Geek Overload



I like to bring some sort of reading material to Pub Quiz — usually something amusing I can flip through while I wait for the rest of my team to arrive, or that we can mock as a group while we're waiting for the halftime and final scores.


This month, we came in fifth — as per usual! — and I brought Geektastic: Stories from the Nerd Herd for our mutual enjoyment. In particular, the comic strips were a big hit.








To maintain my nerd cred, last night I went to this event at the Twinsburg Public Library:






The Future of Books, Libraries and Reading


We’ve made it through 100 years, but what comes next?


Join our panelists, including Liz Murphy from the Learned Owl Book Shop in Hudson, Donald Hassler, professor at Kent State University, and Ed Rossman, author of Castles of Ignorance: How to Make Libraries Great Educational Environments and librarian at Shaker Heights Public Library, for a lively discussion of current and future trends in literature and reading. Book and technology-lovers alike will be curious to see what is coming around the bend.




It was somewhat interesting, although at times it devolved from a moderated panel discussion into rambling monologues about kids these days and their online virtual words,  brief rants about kids these days and their L337 speak, and shameful confessions about being a kid these days who plays World of Warcraft and once cited Wikipedia as a source for a college term paper. It felt like I was back at the office listening to the nuns be amazed by the wonders of teh interwebs and the magic sparky boxes called "computers" and/or back in college at a party where everybody else is already super-high and thus convinced that what they're saying . . . very . . . slowly . . . is  . . .  a great . . .  revelation  . . . and an amazing . . . insight . . . that nobody  . . . has ever articulated before. Ugh.

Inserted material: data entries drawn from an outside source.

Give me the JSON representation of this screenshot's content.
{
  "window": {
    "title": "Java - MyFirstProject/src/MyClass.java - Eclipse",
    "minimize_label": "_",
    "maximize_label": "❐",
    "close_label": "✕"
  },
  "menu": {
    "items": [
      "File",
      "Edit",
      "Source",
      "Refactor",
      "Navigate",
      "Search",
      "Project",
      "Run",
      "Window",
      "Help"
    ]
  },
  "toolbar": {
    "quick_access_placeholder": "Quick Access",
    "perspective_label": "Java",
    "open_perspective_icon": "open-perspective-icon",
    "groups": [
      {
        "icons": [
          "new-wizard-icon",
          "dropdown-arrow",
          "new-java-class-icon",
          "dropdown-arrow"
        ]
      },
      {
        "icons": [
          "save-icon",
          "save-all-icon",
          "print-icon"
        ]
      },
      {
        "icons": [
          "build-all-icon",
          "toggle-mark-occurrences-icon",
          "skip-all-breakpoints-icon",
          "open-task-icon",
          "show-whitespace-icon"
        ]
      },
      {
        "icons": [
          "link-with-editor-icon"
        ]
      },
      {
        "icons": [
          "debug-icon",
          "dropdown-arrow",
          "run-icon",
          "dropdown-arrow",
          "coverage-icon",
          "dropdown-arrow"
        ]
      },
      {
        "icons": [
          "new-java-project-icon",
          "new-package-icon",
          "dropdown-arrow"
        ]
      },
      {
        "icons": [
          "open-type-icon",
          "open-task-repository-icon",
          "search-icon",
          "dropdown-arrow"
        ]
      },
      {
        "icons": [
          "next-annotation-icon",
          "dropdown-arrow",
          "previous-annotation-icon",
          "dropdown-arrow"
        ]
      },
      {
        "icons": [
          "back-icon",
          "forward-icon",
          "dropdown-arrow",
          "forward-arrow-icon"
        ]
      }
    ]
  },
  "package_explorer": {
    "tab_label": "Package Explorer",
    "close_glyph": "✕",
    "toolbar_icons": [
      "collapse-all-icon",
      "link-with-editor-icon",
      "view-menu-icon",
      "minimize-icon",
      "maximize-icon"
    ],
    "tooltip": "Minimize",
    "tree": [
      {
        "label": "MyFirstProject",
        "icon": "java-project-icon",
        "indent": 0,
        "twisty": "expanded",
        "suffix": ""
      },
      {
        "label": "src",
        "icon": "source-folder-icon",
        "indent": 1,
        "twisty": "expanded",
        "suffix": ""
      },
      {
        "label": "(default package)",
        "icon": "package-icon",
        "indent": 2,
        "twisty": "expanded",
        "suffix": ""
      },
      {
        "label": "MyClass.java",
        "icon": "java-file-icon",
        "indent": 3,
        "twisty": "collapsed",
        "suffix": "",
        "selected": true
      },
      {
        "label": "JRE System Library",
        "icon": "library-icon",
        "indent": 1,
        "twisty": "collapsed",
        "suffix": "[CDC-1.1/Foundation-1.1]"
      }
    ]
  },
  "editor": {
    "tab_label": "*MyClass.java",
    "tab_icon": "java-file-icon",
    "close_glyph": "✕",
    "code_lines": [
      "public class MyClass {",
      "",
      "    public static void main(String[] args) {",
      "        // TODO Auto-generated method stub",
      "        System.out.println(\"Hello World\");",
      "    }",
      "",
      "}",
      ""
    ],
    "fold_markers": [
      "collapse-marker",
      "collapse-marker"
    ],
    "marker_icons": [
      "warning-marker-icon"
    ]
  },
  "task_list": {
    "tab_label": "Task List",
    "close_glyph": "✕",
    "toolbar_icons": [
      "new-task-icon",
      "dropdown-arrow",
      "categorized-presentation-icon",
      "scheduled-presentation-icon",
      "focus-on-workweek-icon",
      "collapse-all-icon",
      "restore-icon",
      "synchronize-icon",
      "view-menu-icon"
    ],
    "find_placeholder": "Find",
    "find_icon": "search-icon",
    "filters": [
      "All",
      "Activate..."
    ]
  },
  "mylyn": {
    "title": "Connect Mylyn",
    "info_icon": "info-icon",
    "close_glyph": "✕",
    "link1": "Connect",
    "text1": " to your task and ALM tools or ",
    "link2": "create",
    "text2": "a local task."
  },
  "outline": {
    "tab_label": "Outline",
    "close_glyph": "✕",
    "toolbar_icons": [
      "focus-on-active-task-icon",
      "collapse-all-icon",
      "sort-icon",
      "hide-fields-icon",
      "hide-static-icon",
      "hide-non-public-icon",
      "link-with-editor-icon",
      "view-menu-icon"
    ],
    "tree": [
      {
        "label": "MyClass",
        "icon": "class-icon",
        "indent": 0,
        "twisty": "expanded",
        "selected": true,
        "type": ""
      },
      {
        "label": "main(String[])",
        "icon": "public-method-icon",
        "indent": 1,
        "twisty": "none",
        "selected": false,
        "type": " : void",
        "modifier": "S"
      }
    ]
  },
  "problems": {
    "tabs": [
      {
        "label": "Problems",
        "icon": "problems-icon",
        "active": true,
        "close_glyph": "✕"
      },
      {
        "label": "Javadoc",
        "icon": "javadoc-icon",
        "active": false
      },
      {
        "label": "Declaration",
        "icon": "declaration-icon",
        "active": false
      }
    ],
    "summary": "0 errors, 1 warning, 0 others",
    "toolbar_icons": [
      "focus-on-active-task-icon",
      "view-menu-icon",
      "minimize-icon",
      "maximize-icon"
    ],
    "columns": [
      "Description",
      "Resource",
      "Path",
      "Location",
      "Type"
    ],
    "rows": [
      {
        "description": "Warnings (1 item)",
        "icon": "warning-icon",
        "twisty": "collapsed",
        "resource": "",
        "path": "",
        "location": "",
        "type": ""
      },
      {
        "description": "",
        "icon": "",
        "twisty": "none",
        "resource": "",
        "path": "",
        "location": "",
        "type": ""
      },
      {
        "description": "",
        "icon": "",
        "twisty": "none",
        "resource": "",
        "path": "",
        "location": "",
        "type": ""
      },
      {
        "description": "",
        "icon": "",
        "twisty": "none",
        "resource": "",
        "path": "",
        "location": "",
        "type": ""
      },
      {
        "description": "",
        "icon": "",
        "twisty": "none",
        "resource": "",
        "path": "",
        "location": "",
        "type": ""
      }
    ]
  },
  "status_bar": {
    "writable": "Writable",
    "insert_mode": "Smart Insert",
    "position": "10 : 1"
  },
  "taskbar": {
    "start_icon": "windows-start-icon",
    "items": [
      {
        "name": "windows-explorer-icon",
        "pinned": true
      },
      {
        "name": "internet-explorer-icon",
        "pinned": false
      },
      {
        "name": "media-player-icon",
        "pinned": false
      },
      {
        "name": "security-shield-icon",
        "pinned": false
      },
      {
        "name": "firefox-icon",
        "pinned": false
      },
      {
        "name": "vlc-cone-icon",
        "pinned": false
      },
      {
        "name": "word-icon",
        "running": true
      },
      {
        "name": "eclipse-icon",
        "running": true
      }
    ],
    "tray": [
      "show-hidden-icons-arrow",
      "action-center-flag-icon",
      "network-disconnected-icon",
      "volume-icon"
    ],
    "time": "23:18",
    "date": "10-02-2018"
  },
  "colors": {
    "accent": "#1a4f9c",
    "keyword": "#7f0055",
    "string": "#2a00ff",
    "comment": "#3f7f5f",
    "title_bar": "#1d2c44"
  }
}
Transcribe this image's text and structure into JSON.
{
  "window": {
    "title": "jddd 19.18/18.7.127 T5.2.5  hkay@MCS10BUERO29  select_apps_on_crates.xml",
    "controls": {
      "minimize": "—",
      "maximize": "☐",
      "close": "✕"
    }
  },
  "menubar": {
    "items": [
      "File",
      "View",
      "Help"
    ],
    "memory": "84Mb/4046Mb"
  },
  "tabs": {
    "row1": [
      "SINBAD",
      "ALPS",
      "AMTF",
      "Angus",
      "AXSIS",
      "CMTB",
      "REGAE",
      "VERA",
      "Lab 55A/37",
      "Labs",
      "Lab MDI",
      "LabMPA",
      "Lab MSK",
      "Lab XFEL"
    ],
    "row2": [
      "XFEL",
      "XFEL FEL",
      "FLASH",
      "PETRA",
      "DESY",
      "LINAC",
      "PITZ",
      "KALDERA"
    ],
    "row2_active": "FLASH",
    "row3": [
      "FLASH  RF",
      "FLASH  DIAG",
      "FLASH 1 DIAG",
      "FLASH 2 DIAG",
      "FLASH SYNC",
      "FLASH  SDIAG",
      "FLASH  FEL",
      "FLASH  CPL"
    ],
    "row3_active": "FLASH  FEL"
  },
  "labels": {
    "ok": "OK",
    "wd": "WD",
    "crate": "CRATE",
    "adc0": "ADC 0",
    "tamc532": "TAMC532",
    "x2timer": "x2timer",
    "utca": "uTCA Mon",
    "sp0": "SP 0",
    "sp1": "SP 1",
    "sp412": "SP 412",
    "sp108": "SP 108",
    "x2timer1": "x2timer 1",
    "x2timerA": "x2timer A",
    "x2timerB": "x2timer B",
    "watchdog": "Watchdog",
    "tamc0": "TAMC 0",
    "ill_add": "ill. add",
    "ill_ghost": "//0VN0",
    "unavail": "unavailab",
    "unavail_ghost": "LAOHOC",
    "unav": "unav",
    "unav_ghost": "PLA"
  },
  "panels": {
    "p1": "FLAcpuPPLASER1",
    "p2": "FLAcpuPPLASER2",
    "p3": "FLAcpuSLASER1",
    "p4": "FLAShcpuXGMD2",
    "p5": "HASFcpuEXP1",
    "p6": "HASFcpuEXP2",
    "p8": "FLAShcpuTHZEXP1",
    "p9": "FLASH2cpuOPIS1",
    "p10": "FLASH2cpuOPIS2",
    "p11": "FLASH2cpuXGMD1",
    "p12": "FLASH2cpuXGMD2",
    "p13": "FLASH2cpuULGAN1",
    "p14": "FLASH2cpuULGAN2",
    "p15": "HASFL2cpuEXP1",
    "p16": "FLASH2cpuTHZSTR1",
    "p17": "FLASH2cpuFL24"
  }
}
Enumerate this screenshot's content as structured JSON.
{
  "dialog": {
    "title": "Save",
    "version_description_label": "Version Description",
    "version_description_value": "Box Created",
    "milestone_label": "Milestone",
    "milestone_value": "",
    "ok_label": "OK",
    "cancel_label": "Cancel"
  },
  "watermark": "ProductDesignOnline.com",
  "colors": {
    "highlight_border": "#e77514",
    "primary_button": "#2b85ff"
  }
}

The more relevant parts for me, professionally and personally, were some of the comments from the librarians about the (seemingly insatiable) consumer demand for electronic versions of the same content that is available in the traditional printed form. At work, we're in the process of revamping all of our print content for digital formats, so it was helpful to have confirmation of some things I already knew about consumers' needs/decisions in that area. On the flip side, whenever I visit my parents, my mom usually kvetches to me about how the library never has the books she wants to read 1  but they're wasting her taxpayer dollars on DVDs, CDs, audiobooks, ebooks, blah blah blah  . . .  somewhat like the crabby librarian in today's Unshelved:








I also took part in several interesting post-event conversations that involved some schmoozing on the part of my recently-graduated-from-librarian-school pal who is avidly seeking a job in an actual library . . . and then we hit the Dairy Queen before heading home, so the night wasn't a total loss.











1  In the library's defense, the books she's looking for are usually obscure titles that went out of print fifty years ago and were summarily weeded from the shelves because they never circulated.